Ted Kooser, Local Wonders: Seasons in the Bohemian Alps
“Writers are writers because they love to read. If I were to read two or three books every week, I couldn't live long enough to read through the books I owned, but that doesn't keep me from buying more.”
Ted Kooser, Local Wonders: Seasons in the Bohemian Alps
“A good metaphor is like that; it changes the way you look at the world.”
Ted Kooser, Local Wonders: Seasons in the Bohemian Alps
“Arnold died in his fifties of a heart attack. My family would have used the term "massive heart attack." I never heard a heart attack described in any other way.”
Ted Kooser, Local Wonders: Seasons in the Bohemian Alps
“A library is like an airport; if you wait long enough, everybody in the world will walk past.”
Ted Kooser, Local Wonders: Seasons in the Bohemian Alps
“We are always trying to find footing on the damp edge of the future, but to most of us, the dry sand of the past feels firmer under our sneakers.”
Ted Kooser, Local Wonders: Seasons in the Bohemian Alps
“Our word gossamer comes from the Middle English gossomer, or "Goose Summer," which is that time of the year when spiders build their nests in the grass and strands of spun silk are plucked up by the wind to sing in the light like mandolin strings.”
Ted Kooser, Local Wonders: Seasons in the Bohemian Alps
“In nearly every little town, there is a man or woman who paints pictures of dogs and horses and pots of daisies, and that person is almost always spoken of with pride.”
Ted Kooser, Local Wonders: Seasons in the Bohemian Alps
“The sky is like old blue denim just before dawn, with one round hole worn through, exposing the cold bony knee of the moon. I have been hearing the trilling of tree frogs. That a frog - even one with the chirp of a bird - would live in a tree (not even in but on), clinging with little suction cups to keep from falling, is the height of craziness, but forty feet in the air, light as leaves, their tiny hearts are slow and steady under kite paper skin, and their black eyes shine with moonlight. Let us praise all who ascend to such high places on the sheer face of the world.”
Ted Kooser, Local Wonders: Seasons in the Bohemian Alps
“Like that one great aunt in every family who takes it upon herself to remember the birthdays of every member, this old lilac has set about to chronicle the history of this farmstead.”

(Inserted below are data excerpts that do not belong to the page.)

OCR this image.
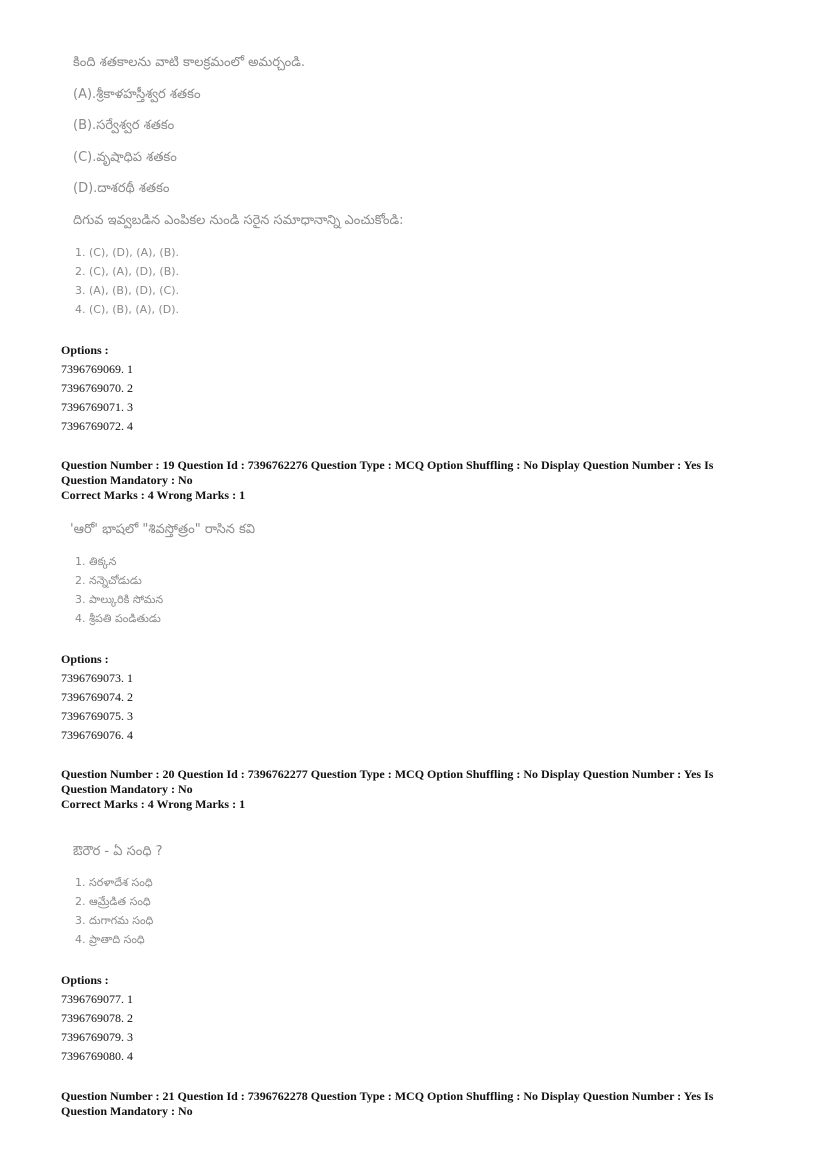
కింది శతకాలను వాటి కాలక్రమంలో అమర్చండి.
(A).శ్రీకాళహస్తీశ్వర శతకం
(B).సర్వేశ్వర శతకం
(C).వృషాధిప శతకం
(D).దాశరథీ శతకం
దిగువ ఇవ్వబడిన ఎంపికల నుండి సరైన సమాధానాన్ని ఎంచుకోండి:
1. (C), (D), (A), (B).
2. (C), (A), (D), (B).
3. (A), (B), (D), (C).
4. (C), (B), (A), (D).
Options :
7396769069. 1
7396769070. 2
7396769071. 3
7396769072. 4
Question Number : 19 Question Id : 7396762276 Question Type : MCQ Option Shuffling : No Display Question Number : Yes Is
Question Mandatory : No
Correct Marks : 4 Wrong Marks : 1
'ఆరో' భాషలో "శివస్తోత్రం" రాసిన కవి
1. తిక్కన
2. నన్నెచోడుడు
3. పాల్కురికి సోమన
4. శ్రీపతి పండితుడు
Options :
7396769073. 1
7396769074. 2
7396769075. 3
7396769076. 4
Question Number : 20 Question Id : 7396762277 Question Type : MCQ Option Shuffling : No Display Question Number : Yes Is
Question Mandatory : No
Correct Marks : 4 Wrong Marks : 1
ఔరౌర - ఏ సంధి ?
1. సరళాదేశ సంధి
2. ఆమ్రేడిత సంధి
3. దుగాగమ సంధి
4. ప్రాతాది సంధి
Options :
7396769077. 1
7396769078. 2
7396769079. 3
7396769080. 4
Question Number : 21 Question Id : 7396762278 Question Type : MCQ Option Shuffling : No Display Question Number : Yes Is
Question Mandatory : No
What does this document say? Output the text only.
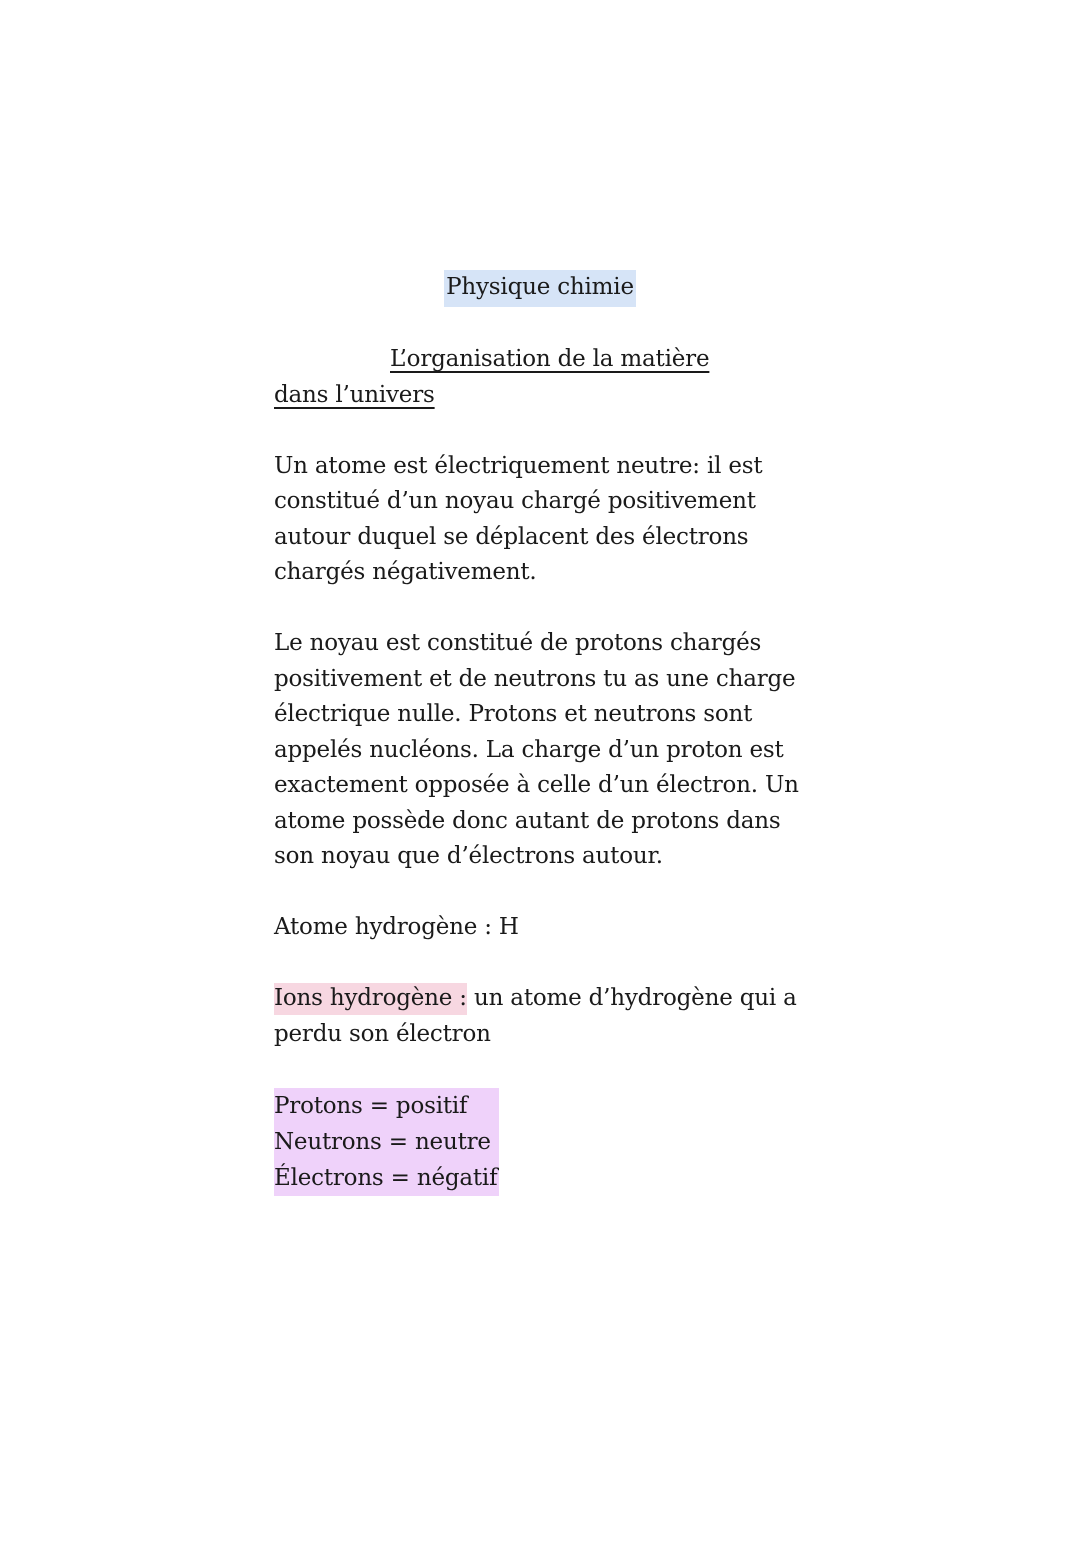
Physique chimie
L’organisation de la matière dans l’univers

Un atome est électriquement neutre: il est constitué d’un noyau chargé positivement autour duquel se déplacent des électrons chargés négativement.

Le noyau est constitué de protons chargés positivement et de neutrons tu as une charge électrique nulle. Protons et neutrons sont appelés nucléons. La charge d’un proton est exactement opposée à celle d’un électron. Un atome possède donc autant de protons dans son noyau que d’électrons autour.

Atome hydrogène : H

Ions hydrogène : un atome d’hydrogène qui a perdu son électron

Protons = positif
Neutrons = neutre
Électrons = négatif
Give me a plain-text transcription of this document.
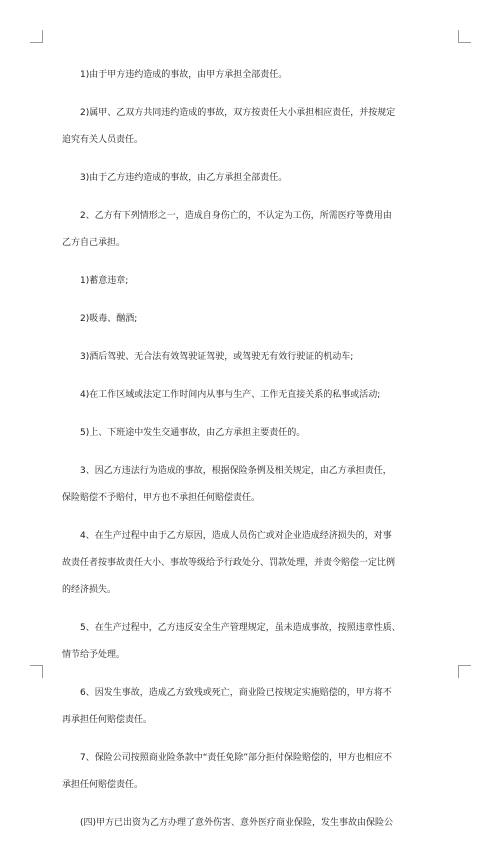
1)由于甲方违约造成的事故，由甲方承担全部责任。
2)属甲、乙双方共同违约造成的事故，双方按责任大小承担相应责任，并按规定
追究有关人员责任。
3)由于乙方违约造成的事故，由乙方承担全部责任。
2、乙方有下列情形之一，造成自身伤亡的，不认定为工伤，所需医疗等费用由
乙方自己承担。
1)蓄意违章;
2)吸毒、酗酒;
3)酒后驾驶、无合法有效驾驶证驾驶，或驾驶无有效行驶证的机动车;
4)在工作区域或法定工作时间内从事与生产、工作无直接关系的私事或活动;
5)上、下班途中发生交通事故，由乙方承担主要责任的。
3、因乙方违法行为造成的事故，根据保险条例及相关规定，由乙方承担责任，
保险赔偿不予赔付，甲方也不承担任何赔偿责任。
4、在生产过程中由于乙方原因，造成人员伤亡或对企业造成经济损失的，对事
故责任者按事故责任大小、事故等级给予行政处分、罚款处理，并责令赔偿一定比例
的经济损失。
5、在生产过程中，乙方违反安全生产管理规定，虽未造成事故，按照违章性质、
情节给予处理。
6、因发生事故，造成乙方致残或死亡，商业险已按规定实施赔偿的，甲方将不
再承担任何赔偿责任。
7、保险公司按照商业险条款中“责任免除”部分拒付保险赔偿的，甲方也相应不
承担任何赔偿责任。
(四)甲方已出资为乙方办理了意外伤害、意外医疗商业保险，发生事故由保险公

Ted Kooser, Local Wonders: Seasons in the Bohemian Alps
“And the heavy perfume of the wild plum in blossom, drifting through an open window to braid itself softly about us, all wildness itself — how it carries us back even further, to a time before history, to a place through which we grope our way, longing for something we cannot quite define, waving a peeled and painted wand with a packet of tobacco tied to its end. Oh, dear fragrance on the swollen river of spring, sweet wistfulness turning and turning on the speeding black current.”
Ted Kooser, Local Wonders: Seasons in the Bohemian Alps
“The past few weeks, I've been seeing coyote hunters during the day with their jeeps and pickups parked by the road, talking into walkie-talkies, dead-serious looks on their faces. In their camouflage clothes, they look like members of a SWAT team about to break into a methamphetamine lab. They must imagine that there's some danger. Are the coyotes armed and dangerous?”